Communications and technology
The Internet was born in Cambridge: we've been wired around here. In the coming years, look for our wired city to finally go wireless. "Boston's getting huge for mobile," says Peekaboo Mobile founder Ben Dolgoff, whose start-up service uses GPS to avail food and shopping discounts on the fly. "It's amazing how much we've all done in the past year alone." He's not kidding; there are more than 200 mobile companies headquartered in the area, including the Cambridge-based SCVNGR, biting at FourSquare's heels, and CheXout and Fig Card, which are turning cell phones into debit cards.
For its part, the city is enabling programmers to manipulate public information. Thanks to the availability of MBTA GPS coordinates, riders can now track most trains and buses with the Catch the T iPhone app, while with Citizens Connect 2.0, iPhone and Android users can report things like late trash removal directly from their handheld devices. And Dan Zarrella, a local social-media and marketing wiz who guides the Citizens' Committee on Boston's Future on tech issues, plans to help launch a contest for developers to power practical mobile apps with city info. "The possibilities are endless," says Zarrella.
Government and politics
Even in the future, everything will still hedge on politics. It's anyone's guess where power will shift if and when the juice leaves Menino's Hyde Park. But the City Hall insider consensus is that South Boston, with its stream of incoming yuppies, will grow more liberal, as will Jamaica Plain, if that's even possible. West Roxbury, it's assumed, will only move to the left so far as new young homeowners nudge it.

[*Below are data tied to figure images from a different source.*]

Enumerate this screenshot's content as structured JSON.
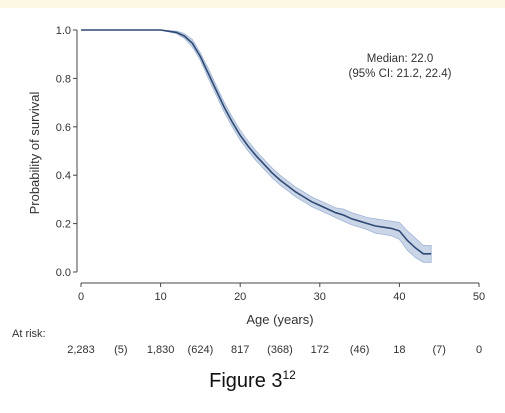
{
  "chart_data": {
    "type": "line",
    "subtype": "kaplan-meier",
    "xlabel": "Age (years)",
    "ylabel": "Probability of survival",
    "xlim": [
      0,
      50
    ],
    "ylim": [
      0,
      1.0
    ],
    "xticks": [
      "0",
      "10",
      "20",
      "30",
      "40",
      "50"
    ],
    "yticks": [
      "0.0",
      "0.2",
      "0.4",
      "0.6",
      "0.8",
      "1.0"
    ],
    "grid": false,
    "colors": {
      "line": "#2f4a73",
      "band": "#9fb4d6"
    },
    "annotation": [
      "Median: 22.0",
      "(95% CI: 21.2, 22.4)"
    ],
    "series": [
      {
        "x": [
          0,
          10,
          12,
          13,
          14,
          15,
          16,
          17,
          18,
          19,
          20,
          21,
          22,
          23,
          24,
          25,
          26,
          27,
          28,
          29,
          30,
          31,
          32,
          33,
          34,
          35,
          36,
          37,
          38,
          39,
          40,
          41,
          42,
          43,
          44
        ],
        "y": [
          1.0,
          1.0,
          0.99,
          0.975,
          0.945,
          0.89,
          0.82,
          0.75,
          0.68,
          0.62,
          0.565,
          0.52,
          0.48,
          0.445,
          0.41,
          0.38,
          0.355,
          0.33,
          0.31,
          0.29,
          0.275,
          0.26,
          0.245,
          0.235,
          0.22,
          0.21,
          0.2,
          0.19,
          0.185,
          0.18,
          0.17,
          0.13,
          0.1,
          0.075,
          0.075
        ],
        "lower": [
          1.0,
          1.0,
          0.985,
          0.965,
          0.93,
          0.875,
          0.8,
          0.73,
          0.66,
          0.6,
          0.545,
          0.5,
          0.46,
          0.425,
          0.39,
          0.36,
          0.335,
          0.31,
          0.29,
          0.27,
          0.255,
          0.24,
          0.225,
          0.21,
          0.195,
          0.185,
          0.175,
          0.16,
          0.155,
          0.15,
          0.135,
          0.09,
          0.06,
          0.04,
          0.04
        ],
        "upper": [
          1.0,
          1.0,
          0.995,
          0.985,
          0.96,
          0.905,
          0.84,
          0.77,
          0.7,
          0.64,
          0.585,
          0.54,
          0.5,
          0.465,
          0.43,
          0.4,
          0.375,
          0.35,
          0.33,
          0.31,
          0.295,
          0.28,
          0.265,
          0.26,
          0.245,
          0.235,
          0.225,
          0.22,
          0.215,
          0.21,
          0.205,
          0.17,
          0.14,
          0.11,
          0.11
        ]
      }
    ],
    "at_risk": {
      "label": "At risk:",
      "values": [
        "2,283",
        "(5)",
        "1,830",
        "(624)",
        "817",
        "(368)",
        "172",
        "(46)",
        "18",
        "(7)",
        "0"
      ]
    }
  },
  "caption": {
    "text": "Figure 3",
    "sup": "12"
  }
}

With that said, the overall face of Boston isn't changing much in terms of demographics; the US Census bureau recently reported that the Latino population, which had grown by more than 40 percent between 1990 and 2000, had since leveled off. Meanwhile, the significant Carribean community was in slow decline — at least before the Haitian quake. Still, politics is a numbers game, and participation trumps sheer population every time.
"There's a new power rising in East Boston," according to political consultant Jim Spencer, president of The Campaign Network. "There was a time in history when it was a huge Italian voting power, and Eastie now has the density to become a Latino voting power. It's only a matter of time — you can quote me on that one. In fact, there's only one thing that I'm not willing to predict, and that's how many more times the mayor might run for office."